7. Richtig ist auch, was auf dem Münchener „Jour Fixe“ von der Gegenstandpunkt-Redaktion zu der Bemerkung Trumps, die NATO für „obsolet“ zu halten, ausgeführt wurde:

„Von seinem Standpunkt, Einsatz amerikanischer Gewalt für amerikanische Interessen, kommt Trump die NATO vor als: da ist glatt die amerikanische Gewaltmaschinerie nicht für Amerika, sondern für fremde Interessen zum Einsatz gekommen. Sie kümmert sich um Probleme, die andere Staaten haben und sorgt für deren Schutz. So etwas soll es in Zukunft nicht mehr geben, und wenn es so etwas gibt, dann sollen die anderen gefälligst dafür zahlen.“ (Jour fixe v. 6.3.)

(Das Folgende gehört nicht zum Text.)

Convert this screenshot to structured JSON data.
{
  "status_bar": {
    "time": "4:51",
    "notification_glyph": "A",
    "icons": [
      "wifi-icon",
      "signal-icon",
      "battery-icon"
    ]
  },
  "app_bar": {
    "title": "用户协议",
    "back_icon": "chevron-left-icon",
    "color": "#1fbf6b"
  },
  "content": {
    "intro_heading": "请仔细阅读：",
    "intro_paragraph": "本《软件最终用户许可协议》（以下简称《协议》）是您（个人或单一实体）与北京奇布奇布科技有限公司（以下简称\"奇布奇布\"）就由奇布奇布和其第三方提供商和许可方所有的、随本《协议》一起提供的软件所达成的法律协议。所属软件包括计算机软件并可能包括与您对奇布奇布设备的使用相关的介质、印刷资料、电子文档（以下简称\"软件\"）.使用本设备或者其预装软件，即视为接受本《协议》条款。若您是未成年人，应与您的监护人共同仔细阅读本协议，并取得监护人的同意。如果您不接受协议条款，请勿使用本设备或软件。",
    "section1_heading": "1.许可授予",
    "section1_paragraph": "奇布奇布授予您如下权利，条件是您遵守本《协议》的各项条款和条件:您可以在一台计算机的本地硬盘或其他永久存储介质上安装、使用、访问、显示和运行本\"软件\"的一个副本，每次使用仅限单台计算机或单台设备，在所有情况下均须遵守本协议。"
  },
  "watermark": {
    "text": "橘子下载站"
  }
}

Die Verbündeten sollen auf jeden Fall mehr für die NATO zahlen, und – wie zu sehen ist – hat die deutsche Kanzlerin bei ihrem Treffen mit Trump versprochen, dieser Forderung der USA nachzukommen. Was jedoch nicht zu sehen ist, dass die Europäer – wie auf dem „Jour fixe“ behauptet – auch nur irgendwie eine „kongeniale Antwort“ auf dieses Programm eines „America first“ gefunden hätten. Dass man als imperialistisches Projekt „auf eigene Machtmittel verwiesen“ ist, das wissen die Europäer schon seit 1952, als sie die „Europäische Verteidigungsinitiative“ (EVG) ins Leben gerufen haben, aus der bekanntlich nichts nennenswert Militärisches hervorgegangen ist. Sie haben sich bis heute zum „Schutz ihrer Interessen“ auf die NATO, also die überlegenen Machtmittel ihres grössten Konkurrenten, die USA, verlassen. Wie sich das mit dem Aufstocken des Beitrags für eben diese NATO ändern soll, ist wirklich nicht zu sehen.

Fazit

Das politische Programm der neuen US-Regierung, jedwede Schranken für den Erfolg Amerikas aus der Welt zu schaffen, hat die Union der europäischen Staaten in eine „imperialistische Bredouille“ (Jour fixe) gebracht. Doch diese Bredouille ist viel fundamentaler, als dass diese mit dem ein oder anderen nationalen Aufrüstungs- beschluss zu beheben wäre. Das Projekt „Europa“ wird durch die neue US-Regierung auf die Unfertigkeit ihres Imperialismus gestossen, der seine militärische Grundlagen nicht in eigener, autonomer Machtentfaltung, sondern davon getrennt im NATO-Bündnis hat. Einem Bündnis, in dem die Machtverhältnisse eindeutig geklärt sind. Das macht den Imperialismus Europas in besonderer Weise erpressbar und setzt ihn ganz grundsätzlich ausserstande, auf den Vorstoss der USA eine vergleichbar wuchtige Antwort zu finden. Gleich, was sie versuchen und mit Sicherheit versuchen werden.